By 9:00 a.m. ET, the price of the benchmark 30-year Treasury bond had sunk 6/32 of a point to 93-13/32, while the yield crept up to 5.71 percent.
According to the Labor Department, the number of U.S. citizens filing first-time unemployment claims in the week ending Feb. 27 shrank to 286,000 from a revised figure of 294,000 in the week previous.
Economists had expected the number to rise to 299,000 rather than fall, leading the jittery bond market to fear that Friday's release of payroll and hourly wage data would similarly defy expectations.
Federal Reserve Chairman Alan Greenspan, the chief U.S. interest rate arbiter, is known to keep a close eye out for signs of wage inflation, forcing rate-sensitive bond investors to do likewise.
Dollar on the rise
Despite the claims data, traders noted that technical factors related to the dollar's advance against the yen had given the bond market sporadic early buying support.
The greenback surged nearly a yen and a half in overnight trading to 123.29 yen, its highest level in months, as euphoria over falling Japanese interest rates continued to encourage dollar buyers.
The euro also withdrew even further, touching yet another lifetime low of $1.0834 overnight before tentative bargain hunting took the edge off the European currency's losses. By mid-morning, the euro was trading at $1.0853.

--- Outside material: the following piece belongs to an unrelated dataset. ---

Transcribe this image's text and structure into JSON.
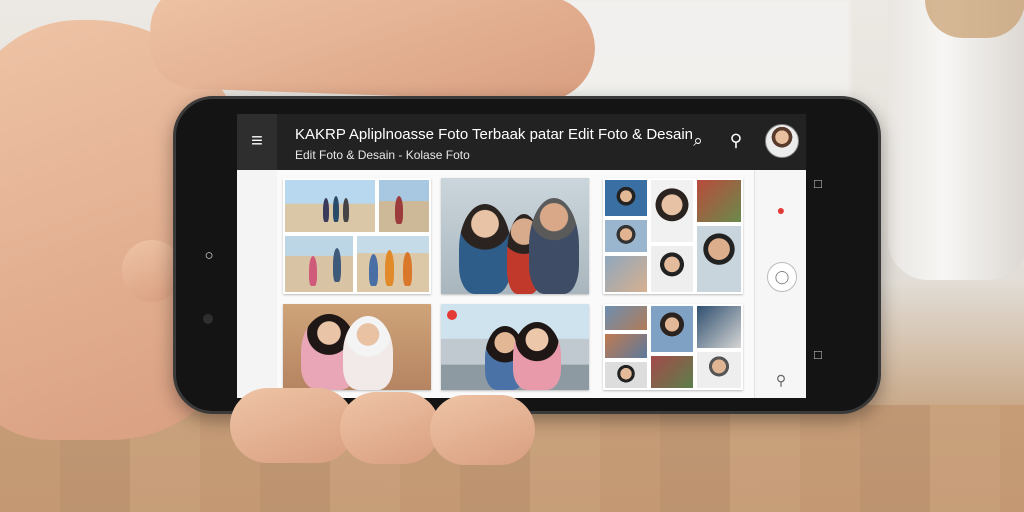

Payrolls still spooking bonds
Back in the Treasury market, activity was ominously light, with nearly the whole of the market's attention now focused on the upcoming payroll report.
Economists predict the will show the U.S. labor market tightening at a flat rate, adding 245,000 jobs in February, while wages actually slow their increase slightly to 0.3 percent from last month's 0.5 percent figure.
The Labor Department will release the data at 8:30 a.m. ET Friday.